CPSC 120B Fall 2003
Program 1: Arts and Crafts
Due Friday, September 19

Problem

As regional coordinator for the Tiny Tots Daycare Centers, it is your responsibility to plan activities for the children and purchase supplies. You have found that one of their favorite activities is making faces out of felt; you provide colorful cutouts of heads, eyes, mouths, and other parts and they put them together. You always have a hard time figuring out how much felt to buy, and since your budget is tight, you don't want to waste any. Felt is sold is 12"x18" sheets, and there is a small discount if you buy it in packs at 20 sheets/pack. You have found that there is about 20% waste due to inexact fit, cutting error, and so on, so only 80% of the felt that you purchase actually goes into the faces.

You have decided to write a program to figure out how much felt is needed for a given size face and a given number of children. This year you are doing simple faces with a circle for a head, equilateral triangles for eyes, and a semicircle for a mouth. For the proportions to look right, you have determined that the length of one side of each eye should be 1/8 the diameter of the head, and the diameter of the mouth should be 1/2 the diameter of the head.

Input and Output

Your program should prompt the user for the following input: Provide the following information as output: All of this should be nicely formatted and labeled. For example, for a face 8" in diameter and 200 children, your output might look like this:
You want to make 200 faces, each 8" in diameter.
Felt needed for a single face: 57.41 sq in.
Felt needed for 200 faces: 79.74 sq ft.
Total felt needed, including waste: 99.68 sq ft.
Packs of felt needed: 3
Additional sheets needed: 7

Program Requirements

Think carefully about the appropriate type for each variable; if a variable will always hold a whole number, it should be an int. However, be sure that your calculations are as precise as possible, using floating point (double) values and variables as appropriate.
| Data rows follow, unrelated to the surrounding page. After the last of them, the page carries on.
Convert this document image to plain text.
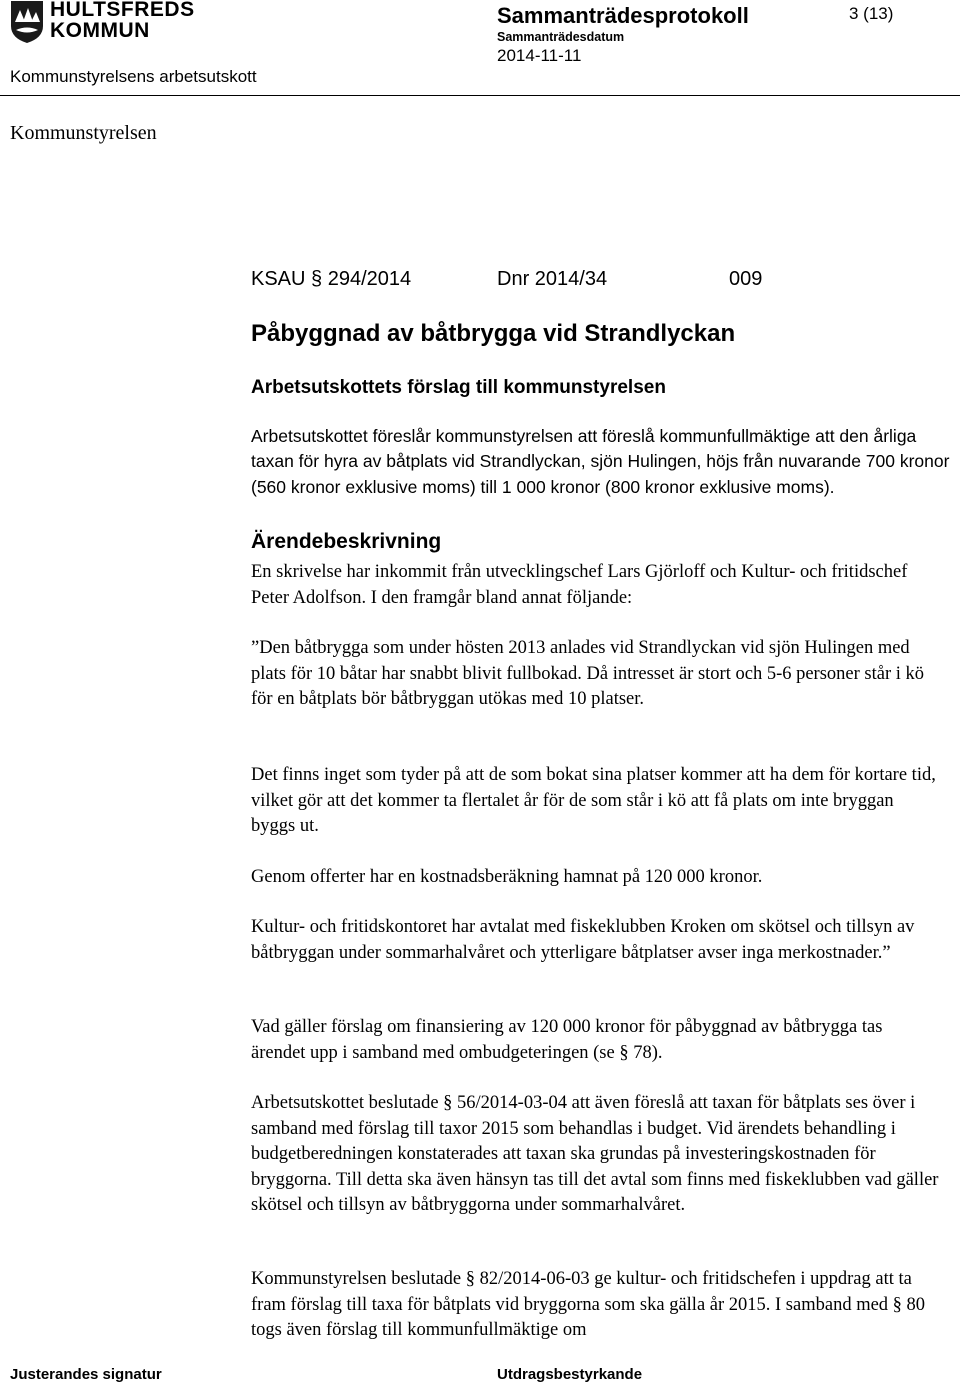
HULTSFREDS
KOMMUN
Sammanträdesprotokoll
Sammanträdesdatum
2014-11-11
3 (13)
Kommunstyrelsens arbetsutskott
Kommunstyrelsen
KSAU § 294/2014	Dnr 2014/34	009
Påbyggnad av båtbrygga vid Strandlyckan
Arbetsutskottets förslag till kommunstyrelsen

Arbetsutskottet föreslår kommunstyrelsen att föreslå kommunfullmäktige att den årliga taxan för hyra av båtplats vid Strandlyckan, sjön Hulingen, höjs från nuvarande 700 kronor (560 kronor exklusive moms) till 1 000 kronor (800 kronor exklusive moms).

Ärendebeskrivning

En skrivelse har inkommit från utvecklingschef Lars Gjörloff och Kultur- och fritidschef Peter Adolfson. I den framgår bland annat följande:

”Den båtbrygga som under hösten 2013 anlades vid Strandlyckan vid sjön Hulingen med plats för 10 båtar har snabbt blivit fullbokad. Då intresset är stort och 5-6 personer står i kö för en båtplats bör båtbryggan utökas med 10 platser.

Det finns inget som tyder på att de som bokat sina platser kommer att ha dem för kortare tid, vilket gör att det kommer ta flertalet år för de som står i kö att få plats om inte bryggan byggs ut.

Genom offerter har en kostnadsberäkning hamnat på 120 000 kronor.

Kultur- och fritidskontoret har avtalat med fiskeklubben Kroken om skötsel och tillsyn av båtbryggan under sommarhalvåret och ytterligare båtplatser avser inga merkostnader.”

Vad gäller förslag om finansiering av 120 000 kronor för påbyggnad av båtbrygga tas ärendet upp i samband med ombudgeteringen (se § 78).

Arbetsutskottet beslutade § 56/2014-03-04 att även föreslå att taxan för båtplats ses över i samband med förslag till taxor 2015 som behandlas i budget. Vid ärendets behandling i budgetberedningen konstaterades att taxan ska grundas på investeringskostnaden för bryggorna. Till detta ska även hänsyn tas till det avtal som finns med fiskeklubben vad gäller skötsel och tillsyn av båtbryggorna under sommarhalvåret.

Kommunstyrelsen beslutade § 82/2014-06-03 ge kultur- och fritidschefen i uppdrag att ta fram förslag till taxa för båtplats vid bryggorna som ska gälla år 2015. I samband med § 80 togs även förslag till kommunfullmäktige om

Justerandes signatur	Utdragsbestyrkande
Minimize the use of literal values in your program; in most cases you should use named constants instead. Avoid excessively complex calculations. Instead, break up your calculations and store intermediate values so that it is clear to the reader what you are doing. Note that it is often helpful to print intermediate values while you are debugging.

Documentation

Provide a program header that gives your name, the name of the file, and a description of the program. Use good names for variables and constants, and use an explanatory comment whenever a variable's function is not clear from its name. Follow the capitalization conventions discussed in class. Your code should fall into logical sections (e.g., input/several groups of calculations/output), with each section introduced by an explanatory comment.